A 12-year-old cannot legally do a lot of things. She lacks the legal capacity to sign a contract, quit school or consent to sex. But she can waive her right to an attorney and confess to attempted murder.
By definition, minors below a certain age lack the capacity to understand their legal rights and therefore lack the capacity to knowingly waive them. The law regularly uses age as a marker for capacity; although the capabilities of individual youths will vary, the law has no trouble finding that everybody below a certain age lacks capacity to undertake all sorts of responsibilities and agreements. That is why we also limit who can drive, buy cigarettes and alcohol, and vote.
But in Wisconsin, as in many jurisdictions, exposing oneself to attempted murder charges after interrogation without counsel is not part of that list.
Two 12-year-old girls face up to 65 years in prison for attempted murder after confessing to stabbing their friend 19 times. Neither girls’ parents nor any attorney was present when the girls made this confession. Wisconsin is one of the many states where 12 is old enough to waive rights to counsel and against self-incrimination. The girls are now being prosecuted as adults.
This state of affairs is senseless and it clearly flies in the face of the constitutional reasoning that the Supreme Court found in the Miranda v. Arizona case nearly 50 years ago. The reason that suspects taken into custody are read their rights in a warning named for that case is that the Court ruled a person in custody must understand their relevant legal protections. Advocates of reform to protect children from self-incrimination observe that juveniles are statistically more likely than adults to misunderstand their Miranda Rights.
Waukesha police captain Ron Oremus, in discussing the Wisconsin girls’ confessions, said, “If they didn’t request, we’re not providing [counsel],” according to The Guardian. Expecting a pair of 12-year-olds to insist on legal representation when faced with adult law enforcement officials and prosecutors is ridiculous when you consider that these children are too young to consent to a website’s terms of service without a parent or guardian’s permission.
A few years ago, the Supreme Court had a chance to address the lack of sufficient procedural checks to protect against coached or coerced testimony from minors in the case Camreta v.

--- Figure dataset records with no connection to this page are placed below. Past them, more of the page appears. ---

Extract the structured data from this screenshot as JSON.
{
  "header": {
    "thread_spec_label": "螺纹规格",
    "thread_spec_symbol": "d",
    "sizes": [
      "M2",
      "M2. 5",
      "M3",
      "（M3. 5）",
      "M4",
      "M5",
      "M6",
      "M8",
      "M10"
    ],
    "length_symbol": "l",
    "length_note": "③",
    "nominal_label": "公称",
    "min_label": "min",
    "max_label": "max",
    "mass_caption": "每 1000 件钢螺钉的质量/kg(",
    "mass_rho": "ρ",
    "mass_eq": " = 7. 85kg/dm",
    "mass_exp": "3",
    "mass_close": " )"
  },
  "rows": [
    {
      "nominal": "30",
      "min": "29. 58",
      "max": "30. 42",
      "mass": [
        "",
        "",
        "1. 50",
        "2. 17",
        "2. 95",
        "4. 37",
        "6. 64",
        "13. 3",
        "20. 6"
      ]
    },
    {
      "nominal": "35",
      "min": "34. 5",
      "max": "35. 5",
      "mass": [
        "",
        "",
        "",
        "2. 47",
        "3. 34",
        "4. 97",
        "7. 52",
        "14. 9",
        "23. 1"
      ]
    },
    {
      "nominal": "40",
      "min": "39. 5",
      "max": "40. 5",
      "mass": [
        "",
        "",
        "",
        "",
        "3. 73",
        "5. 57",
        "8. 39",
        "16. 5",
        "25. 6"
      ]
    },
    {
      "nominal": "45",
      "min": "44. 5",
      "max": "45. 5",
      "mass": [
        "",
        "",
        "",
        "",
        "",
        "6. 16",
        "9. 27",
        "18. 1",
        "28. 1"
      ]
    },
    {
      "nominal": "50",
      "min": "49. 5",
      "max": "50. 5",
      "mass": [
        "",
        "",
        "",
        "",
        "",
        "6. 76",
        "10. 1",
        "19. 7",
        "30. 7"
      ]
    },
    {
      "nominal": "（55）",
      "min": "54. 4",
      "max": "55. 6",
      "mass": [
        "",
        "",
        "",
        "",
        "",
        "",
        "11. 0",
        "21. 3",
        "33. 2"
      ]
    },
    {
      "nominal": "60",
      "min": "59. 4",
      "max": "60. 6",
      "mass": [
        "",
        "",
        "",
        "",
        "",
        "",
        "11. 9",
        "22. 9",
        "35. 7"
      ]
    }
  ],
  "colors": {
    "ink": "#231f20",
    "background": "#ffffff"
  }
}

Greene. However, as I expected at the time, the Court declined to tackle the Fourth Amendment issues the case raised because the child in question both had moved and was too old to be affected by the ruling in any way. In the absence of another case so far, we should look to policy changes to address this issue proactively.

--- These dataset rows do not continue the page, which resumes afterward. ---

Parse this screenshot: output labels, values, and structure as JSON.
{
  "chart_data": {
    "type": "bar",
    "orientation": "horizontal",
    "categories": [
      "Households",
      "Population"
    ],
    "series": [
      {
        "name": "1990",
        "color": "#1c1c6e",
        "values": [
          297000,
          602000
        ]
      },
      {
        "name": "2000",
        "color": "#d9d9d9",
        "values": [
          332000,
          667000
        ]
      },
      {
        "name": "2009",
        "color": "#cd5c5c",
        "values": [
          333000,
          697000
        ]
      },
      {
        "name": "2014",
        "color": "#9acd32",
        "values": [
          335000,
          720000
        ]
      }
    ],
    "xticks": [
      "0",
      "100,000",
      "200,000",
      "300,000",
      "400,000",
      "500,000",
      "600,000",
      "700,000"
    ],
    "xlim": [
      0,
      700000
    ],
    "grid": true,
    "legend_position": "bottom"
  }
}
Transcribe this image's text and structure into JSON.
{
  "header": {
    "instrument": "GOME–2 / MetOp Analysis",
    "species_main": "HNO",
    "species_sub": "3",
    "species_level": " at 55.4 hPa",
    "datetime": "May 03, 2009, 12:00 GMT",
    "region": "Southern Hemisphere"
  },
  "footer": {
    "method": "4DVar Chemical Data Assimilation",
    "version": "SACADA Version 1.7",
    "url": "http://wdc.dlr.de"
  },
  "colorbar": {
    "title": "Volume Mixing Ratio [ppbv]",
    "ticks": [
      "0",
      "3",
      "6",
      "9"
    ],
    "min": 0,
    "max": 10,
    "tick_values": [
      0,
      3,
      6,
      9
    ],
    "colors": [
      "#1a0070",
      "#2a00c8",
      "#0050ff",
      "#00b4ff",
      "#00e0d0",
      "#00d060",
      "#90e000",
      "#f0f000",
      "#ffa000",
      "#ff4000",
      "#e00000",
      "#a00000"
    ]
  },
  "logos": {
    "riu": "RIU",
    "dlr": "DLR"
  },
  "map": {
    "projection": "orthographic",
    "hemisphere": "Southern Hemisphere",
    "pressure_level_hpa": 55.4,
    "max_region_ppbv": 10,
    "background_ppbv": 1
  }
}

As the ability to record high-quality video becomes increasingly ubiquitous, many jurisdictions are instituting practices requiring enforcement officials to record video of most or all interviews with suspects, and sometimes interviews with witnesses as well. The Justice Department recently instituted this requirement in most instances, in a policy shift. In this context, there is no reason that all interrogations, of suspects at any age, should not be recorded in all jurisdictions. This practice ultimately helps both parties; it serves as a check on interrogators who might otherwise extract a false confession under pressure and as a way for law enforcement officials doing their jobs properly to validate confessions in the courtroom. In the case of minors, it may also obviate the need to have children come to court to testify when they are witnesses rather than suspects.
For children’s testimony, we should go farther than requiring video recording, however. Simply recording a confession is not a foolproof method of preventing coerced or false self-incrimination, as was famously demonstrated by the case of the Central Park jogger. Five teenagers were convicted on the strength of videotaped confessions, but all pleaded not guilty and their convictions were vacated more than a decade later. We need to broadly examine the systems we have in place to ensure that minors are not deprived of their rights simply because they are too young to understand or insist upon them. If 15- and 16-year-olds who had a guardian present still felt pressured into false confessions, it is hard to see how anyone can be anything but dubious about a confession from a 12-year-old who had no adult support.
At a minimum, police and prosecutors ought to be barred from using any evidence derived from interrogating minors who were not accompanied by an attorney or a legal guardian at the time. Minors who lack the capacity to obtain a credit card certainly lack the maturity to knowingly exercise or waive their rights under questioning from someone who carries a badge and a gun.